MONIKA WERKSTATT: FEATURE
10 female artists from the Monika-Enterprise label travelled from Berlin to Uckermark. They opened up new forms of interaction and creative dialogue which found them falling into a process without any clear beginnings or ends. The end result was a beautiful and sonically rich album.
Ahead of the London date of their UK tour, we catch up with Gudrun, Danielle, Sonae, Barbara and Pilocka from Monika Werkstatt to talk process, improvisation, and creative collaboration.
What was the main inspiration behind the album? Did you have a theme in mind?
Gudrun Gut: The idea behind the album was to get different artists together to exchange ideas. We had done some Monika Werkstatt events before in different German cities, and saw how interesting it could be to share knowledge and have fun together as well. For me, the Werkstatt is a totally new extension of the label work. I knew all the artists, but they didn’t all know each other, so the interesting thing was the collective process.
Danielle De Picciotto: Improvising together, and experimenting in being very receptive to the ideas of other women. Also melting down borders and pre-conceived compositional ideas.
Barbara Morgenstern: Coming together and playing together — simple and easy!
What was the compositional process when you made the album? Did it change for each song?
GG: We recorded three days in the studio improvising. Then each artist took one or two tracks home to her own studio to produce it. This was really important part of the process, because I didn’t want to do an improv record and also wanted to shed light on different ways of producing. Not only did it involve mixing it, but also making a song out of the material, recording new parts for it and using samples from the work to create the track. There was total freedom of how to proceed.

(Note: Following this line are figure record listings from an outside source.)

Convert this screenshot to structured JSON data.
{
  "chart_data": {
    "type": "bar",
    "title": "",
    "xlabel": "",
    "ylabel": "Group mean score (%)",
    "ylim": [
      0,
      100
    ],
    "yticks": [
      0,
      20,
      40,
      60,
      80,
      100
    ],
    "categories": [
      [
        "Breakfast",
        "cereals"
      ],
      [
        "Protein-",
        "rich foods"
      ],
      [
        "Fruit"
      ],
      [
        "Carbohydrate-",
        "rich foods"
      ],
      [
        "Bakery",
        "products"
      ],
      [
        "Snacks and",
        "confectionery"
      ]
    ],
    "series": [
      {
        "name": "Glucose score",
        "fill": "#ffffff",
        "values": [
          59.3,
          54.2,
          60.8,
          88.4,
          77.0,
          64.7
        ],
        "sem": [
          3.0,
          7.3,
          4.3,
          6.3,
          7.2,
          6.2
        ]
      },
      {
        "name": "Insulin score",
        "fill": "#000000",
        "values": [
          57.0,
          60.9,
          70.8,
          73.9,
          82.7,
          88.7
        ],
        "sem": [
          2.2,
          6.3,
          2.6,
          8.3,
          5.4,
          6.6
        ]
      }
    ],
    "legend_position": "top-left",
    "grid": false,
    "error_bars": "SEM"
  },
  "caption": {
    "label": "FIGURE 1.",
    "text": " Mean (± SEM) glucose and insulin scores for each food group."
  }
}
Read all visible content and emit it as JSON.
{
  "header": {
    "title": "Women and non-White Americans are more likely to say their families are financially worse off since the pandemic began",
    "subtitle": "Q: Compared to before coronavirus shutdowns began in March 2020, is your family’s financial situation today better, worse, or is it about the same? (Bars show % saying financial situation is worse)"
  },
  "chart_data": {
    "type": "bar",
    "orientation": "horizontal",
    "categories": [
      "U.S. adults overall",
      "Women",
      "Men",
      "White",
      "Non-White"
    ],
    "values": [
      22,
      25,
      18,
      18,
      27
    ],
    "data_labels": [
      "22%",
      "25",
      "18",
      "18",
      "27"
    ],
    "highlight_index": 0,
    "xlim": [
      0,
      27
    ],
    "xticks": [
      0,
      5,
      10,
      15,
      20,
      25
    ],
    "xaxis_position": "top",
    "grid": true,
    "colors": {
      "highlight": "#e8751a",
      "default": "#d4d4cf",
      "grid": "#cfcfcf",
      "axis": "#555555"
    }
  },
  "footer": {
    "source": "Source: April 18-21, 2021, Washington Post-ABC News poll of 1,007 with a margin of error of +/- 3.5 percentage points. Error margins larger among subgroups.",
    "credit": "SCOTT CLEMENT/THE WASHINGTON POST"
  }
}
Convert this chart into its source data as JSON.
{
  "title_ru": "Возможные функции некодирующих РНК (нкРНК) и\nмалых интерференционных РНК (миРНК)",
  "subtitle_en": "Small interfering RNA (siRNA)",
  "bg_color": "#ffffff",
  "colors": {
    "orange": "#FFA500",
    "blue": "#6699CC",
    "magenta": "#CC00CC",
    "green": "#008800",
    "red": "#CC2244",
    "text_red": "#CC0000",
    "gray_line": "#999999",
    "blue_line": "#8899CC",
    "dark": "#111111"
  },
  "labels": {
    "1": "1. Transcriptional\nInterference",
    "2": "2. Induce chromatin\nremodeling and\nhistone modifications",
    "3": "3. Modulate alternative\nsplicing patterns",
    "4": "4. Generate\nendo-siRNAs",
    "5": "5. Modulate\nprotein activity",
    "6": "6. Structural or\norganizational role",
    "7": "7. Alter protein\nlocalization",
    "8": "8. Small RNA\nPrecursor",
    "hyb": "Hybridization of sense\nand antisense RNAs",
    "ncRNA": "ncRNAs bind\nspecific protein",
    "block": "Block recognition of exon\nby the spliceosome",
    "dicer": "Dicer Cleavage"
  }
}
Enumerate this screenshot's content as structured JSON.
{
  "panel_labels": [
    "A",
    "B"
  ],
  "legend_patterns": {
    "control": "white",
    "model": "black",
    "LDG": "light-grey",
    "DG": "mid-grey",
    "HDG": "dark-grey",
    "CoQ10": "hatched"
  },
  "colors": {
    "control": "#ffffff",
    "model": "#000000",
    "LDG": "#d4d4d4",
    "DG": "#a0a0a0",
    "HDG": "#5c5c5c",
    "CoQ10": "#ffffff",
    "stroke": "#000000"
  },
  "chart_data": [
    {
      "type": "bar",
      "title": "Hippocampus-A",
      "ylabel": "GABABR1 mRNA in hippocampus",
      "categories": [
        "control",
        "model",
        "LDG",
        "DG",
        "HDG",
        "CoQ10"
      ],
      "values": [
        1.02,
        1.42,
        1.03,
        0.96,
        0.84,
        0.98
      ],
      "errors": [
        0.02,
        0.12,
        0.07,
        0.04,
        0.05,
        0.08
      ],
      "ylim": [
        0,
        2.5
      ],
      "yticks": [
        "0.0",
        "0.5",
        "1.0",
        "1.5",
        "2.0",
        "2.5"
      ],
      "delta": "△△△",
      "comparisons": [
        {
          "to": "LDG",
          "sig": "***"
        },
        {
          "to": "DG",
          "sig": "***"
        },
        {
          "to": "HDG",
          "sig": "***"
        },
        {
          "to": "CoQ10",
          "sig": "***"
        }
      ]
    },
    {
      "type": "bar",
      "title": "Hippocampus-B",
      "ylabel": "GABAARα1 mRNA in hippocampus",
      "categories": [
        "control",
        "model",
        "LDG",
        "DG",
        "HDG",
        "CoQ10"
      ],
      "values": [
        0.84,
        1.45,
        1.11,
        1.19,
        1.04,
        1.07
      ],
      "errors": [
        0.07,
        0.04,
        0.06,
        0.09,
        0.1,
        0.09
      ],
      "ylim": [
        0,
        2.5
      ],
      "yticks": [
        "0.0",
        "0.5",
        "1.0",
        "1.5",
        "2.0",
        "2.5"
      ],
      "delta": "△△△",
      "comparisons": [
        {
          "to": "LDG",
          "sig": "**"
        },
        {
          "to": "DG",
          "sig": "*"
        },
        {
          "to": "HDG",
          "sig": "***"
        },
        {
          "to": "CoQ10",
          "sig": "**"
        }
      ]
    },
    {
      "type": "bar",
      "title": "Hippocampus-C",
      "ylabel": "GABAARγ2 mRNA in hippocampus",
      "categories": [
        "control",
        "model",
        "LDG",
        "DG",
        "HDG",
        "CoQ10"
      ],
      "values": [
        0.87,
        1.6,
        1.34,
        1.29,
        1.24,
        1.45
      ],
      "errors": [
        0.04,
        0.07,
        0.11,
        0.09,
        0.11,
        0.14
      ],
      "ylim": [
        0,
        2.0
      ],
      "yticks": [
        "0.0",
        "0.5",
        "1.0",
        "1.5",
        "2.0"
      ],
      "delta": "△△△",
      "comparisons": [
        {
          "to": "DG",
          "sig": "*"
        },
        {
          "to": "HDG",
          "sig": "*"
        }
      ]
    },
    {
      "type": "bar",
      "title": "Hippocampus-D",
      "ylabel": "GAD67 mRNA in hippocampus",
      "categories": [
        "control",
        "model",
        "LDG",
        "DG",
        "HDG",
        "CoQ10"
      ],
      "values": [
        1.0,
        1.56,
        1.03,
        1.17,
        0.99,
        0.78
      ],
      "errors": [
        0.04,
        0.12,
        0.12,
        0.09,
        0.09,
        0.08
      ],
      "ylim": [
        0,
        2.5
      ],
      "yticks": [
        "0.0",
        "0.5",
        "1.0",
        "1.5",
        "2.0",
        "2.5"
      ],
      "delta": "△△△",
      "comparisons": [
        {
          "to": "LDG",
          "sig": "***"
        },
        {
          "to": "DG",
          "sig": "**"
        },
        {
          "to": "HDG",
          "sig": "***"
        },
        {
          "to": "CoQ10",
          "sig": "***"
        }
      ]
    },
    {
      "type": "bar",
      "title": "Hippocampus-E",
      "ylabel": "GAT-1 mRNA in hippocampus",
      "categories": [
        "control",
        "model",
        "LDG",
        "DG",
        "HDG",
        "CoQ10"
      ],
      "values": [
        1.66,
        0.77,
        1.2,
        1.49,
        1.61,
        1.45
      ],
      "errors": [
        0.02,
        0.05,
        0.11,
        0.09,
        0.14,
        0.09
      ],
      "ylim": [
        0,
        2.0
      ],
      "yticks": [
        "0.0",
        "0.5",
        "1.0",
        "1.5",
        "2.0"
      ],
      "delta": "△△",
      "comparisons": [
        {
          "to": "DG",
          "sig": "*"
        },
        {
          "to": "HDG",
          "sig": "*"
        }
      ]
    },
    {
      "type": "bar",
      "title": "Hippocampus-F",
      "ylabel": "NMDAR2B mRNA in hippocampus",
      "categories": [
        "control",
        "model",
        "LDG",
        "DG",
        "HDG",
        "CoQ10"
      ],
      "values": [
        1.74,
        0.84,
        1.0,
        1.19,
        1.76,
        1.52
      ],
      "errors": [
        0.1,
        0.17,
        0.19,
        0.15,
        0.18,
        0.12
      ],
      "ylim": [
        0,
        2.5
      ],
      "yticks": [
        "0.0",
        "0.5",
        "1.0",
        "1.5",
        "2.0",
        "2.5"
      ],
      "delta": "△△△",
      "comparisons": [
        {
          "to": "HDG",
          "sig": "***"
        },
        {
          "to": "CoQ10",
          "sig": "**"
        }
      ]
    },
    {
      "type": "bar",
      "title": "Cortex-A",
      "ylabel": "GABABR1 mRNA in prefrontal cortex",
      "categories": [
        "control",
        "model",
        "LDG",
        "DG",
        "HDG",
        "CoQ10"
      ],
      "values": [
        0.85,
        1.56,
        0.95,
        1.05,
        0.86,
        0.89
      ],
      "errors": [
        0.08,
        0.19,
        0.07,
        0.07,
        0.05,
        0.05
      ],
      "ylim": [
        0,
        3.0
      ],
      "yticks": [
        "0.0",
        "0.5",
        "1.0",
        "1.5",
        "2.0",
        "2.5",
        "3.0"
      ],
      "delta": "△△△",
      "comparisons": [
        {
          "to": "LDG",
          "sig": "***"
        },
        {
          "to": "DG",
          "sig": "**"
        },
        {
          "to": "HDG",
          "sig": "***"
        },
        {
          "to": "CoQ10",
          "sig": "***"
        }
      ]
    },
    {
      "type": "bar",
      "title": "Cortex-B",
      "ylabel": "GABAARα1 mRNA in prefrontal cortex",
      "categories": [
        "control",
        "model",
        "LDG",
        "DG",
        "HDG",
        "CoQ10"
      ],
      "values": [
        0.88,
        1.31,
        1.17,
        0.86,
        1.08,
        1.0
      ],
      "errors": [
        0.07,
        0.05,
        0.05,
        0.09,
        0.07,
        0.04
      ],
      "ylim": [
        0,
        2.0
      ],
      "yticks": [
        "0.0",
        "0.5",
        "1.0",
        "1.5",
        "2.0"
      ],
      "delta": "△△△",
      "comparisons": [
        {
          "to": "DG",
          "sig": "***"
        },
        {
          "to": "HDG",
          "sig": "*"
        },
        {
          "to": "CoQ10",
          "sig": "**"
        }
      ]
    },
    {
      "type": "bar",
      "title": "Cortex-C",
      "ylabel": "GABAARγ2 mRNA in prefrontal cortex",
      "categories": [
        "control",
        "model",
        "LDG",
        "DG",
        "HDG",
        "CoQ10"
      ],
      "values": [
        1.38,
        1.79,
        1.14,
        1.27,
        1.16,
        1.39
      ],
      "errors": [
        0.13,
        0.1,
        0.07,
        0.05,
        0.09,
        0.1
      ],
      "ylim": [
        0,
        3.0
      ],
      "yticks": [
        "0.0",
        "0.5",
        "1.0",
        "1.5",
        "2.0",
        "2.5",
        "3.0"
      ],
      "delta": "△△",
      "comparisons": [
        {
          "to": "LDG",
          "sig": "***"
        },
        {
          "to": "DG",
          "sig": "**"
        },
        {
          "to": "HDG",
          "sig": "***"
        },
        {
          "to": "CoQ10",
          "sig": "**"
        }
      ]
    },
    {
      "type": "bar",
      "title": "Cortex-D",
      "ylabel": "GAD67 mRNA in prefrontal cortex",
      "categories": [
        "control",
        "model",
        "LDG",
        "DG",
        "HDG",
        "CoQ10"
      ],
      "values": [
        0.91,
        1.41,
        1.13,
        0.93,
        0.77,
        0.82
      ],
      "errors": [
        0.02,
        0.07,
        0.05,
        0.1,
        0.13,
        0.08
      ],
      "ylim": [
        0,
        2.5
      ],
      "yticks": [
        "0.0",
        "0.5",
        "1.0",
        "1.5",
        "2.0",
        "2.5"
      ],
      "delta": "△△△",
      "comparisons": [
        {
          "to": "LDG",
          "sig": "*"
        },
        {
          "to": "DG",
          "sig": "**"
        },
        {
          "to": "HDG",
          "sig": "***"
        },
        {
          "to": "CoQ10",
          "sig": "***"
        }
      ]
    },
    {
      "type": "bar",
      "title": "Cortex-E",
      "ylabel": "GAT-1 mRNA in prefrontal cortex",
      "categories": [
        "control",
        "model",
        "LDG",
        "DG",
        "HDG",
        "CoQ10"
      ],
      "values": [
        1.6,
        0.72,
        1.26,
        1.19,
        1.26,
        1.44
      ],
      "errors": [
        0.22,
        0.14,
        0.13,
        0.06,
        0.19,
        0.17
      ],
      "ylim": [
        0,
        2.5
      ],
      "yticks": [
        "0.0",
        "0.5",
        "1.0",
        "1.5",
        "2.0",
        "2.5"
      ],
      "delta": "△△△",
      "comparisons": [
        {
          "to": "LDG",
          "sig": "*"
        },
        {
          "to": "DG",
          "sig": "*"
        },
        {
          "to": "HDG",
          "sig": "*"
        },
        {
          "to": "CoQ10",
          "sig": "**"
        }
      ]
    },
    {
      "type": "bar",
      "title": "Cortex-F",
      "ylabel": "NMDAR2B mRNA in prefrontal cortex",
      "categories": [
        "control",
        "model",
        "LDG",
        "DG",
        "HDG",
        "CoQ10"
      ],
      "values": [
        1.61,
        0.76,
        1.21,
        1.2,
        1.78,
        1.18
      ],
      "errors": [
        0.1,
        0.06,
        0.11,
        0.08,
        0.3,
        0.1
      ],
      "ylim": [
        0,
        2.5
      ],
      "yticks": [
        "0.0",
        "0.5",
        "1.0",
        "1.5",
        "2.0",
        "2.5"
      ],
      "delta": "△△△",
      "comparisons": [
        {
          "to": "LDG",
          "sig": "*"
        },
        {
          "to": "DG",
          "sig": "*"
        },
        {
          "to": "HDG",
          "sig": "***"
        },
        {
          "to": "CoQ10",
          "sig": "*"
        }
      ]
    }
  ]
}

DP: I imported the improv session into Ableton Live and worked from there. As I am very interested in spoken word being mixed with electronic and instrumental music, I produced in that way and added quite a bit to the songs. I really enjoyed working with the raw material and moulding it into something new and special. It’s a different process than if you are starting from scratch.
What gear and instruments did you use?
GG: Everyone brought a small amount of gear, as most artists came by train. Antye (know by her artist name, AGF) works a lot with iPad apps, Pilocka and Lucrecia (Dalt) both had the same Scandinavian little tape machine, Islaja brought a fantastic analogue drum machine, and there were already some synths in the studio. I had my computer with Ableton on it, as well as the Volca Beats, Volca Bass and Monotron.
DP: I brought recorded sounds and sentences that I’d prepared for the session on my Roland SP-404SX, my violin and my BOSS ME-80 pedal board.
BM: On my side, I brought the Nord Lead VA Synth and my Fender Rhodes.
Pilocka Krach: I brought the Korg MS-20, a Yamaha Keytar and the Teenage Engineering OP-1.
Sonae: I used self-recorded and manipulated sounds played on AKAI controllers and an additional Volca Beats — simple tools totally work, and it’s the ideas and effort that need complexity, not the gear!
What are your other projects?
What is everyone up to now individually?
GG: I am working on a collaboration track with Ame, and on some film music with Thomas Fehlmann and Frank Wiedemann, but right now I’m concentrating on my solo album.
DP: I’m also currently working on my next solo album, and I will also be releasing an album with Alexander Hacke on December 1st through POTOMAK.
BM: I’m composing pieces for a children’s choir for a theatre piece by the director’s group Rimini Protokoll, which will be premiered in May 2018. I’m also currently working on my new album, which will be released autumn next year.
S: With my second album release on Monika Enterprise ahead, I am getting ready for concentrated solo work — I’m thinking about how to prepare the release and the live shows for next year.
PK: I’m keeping focussed on changing the world!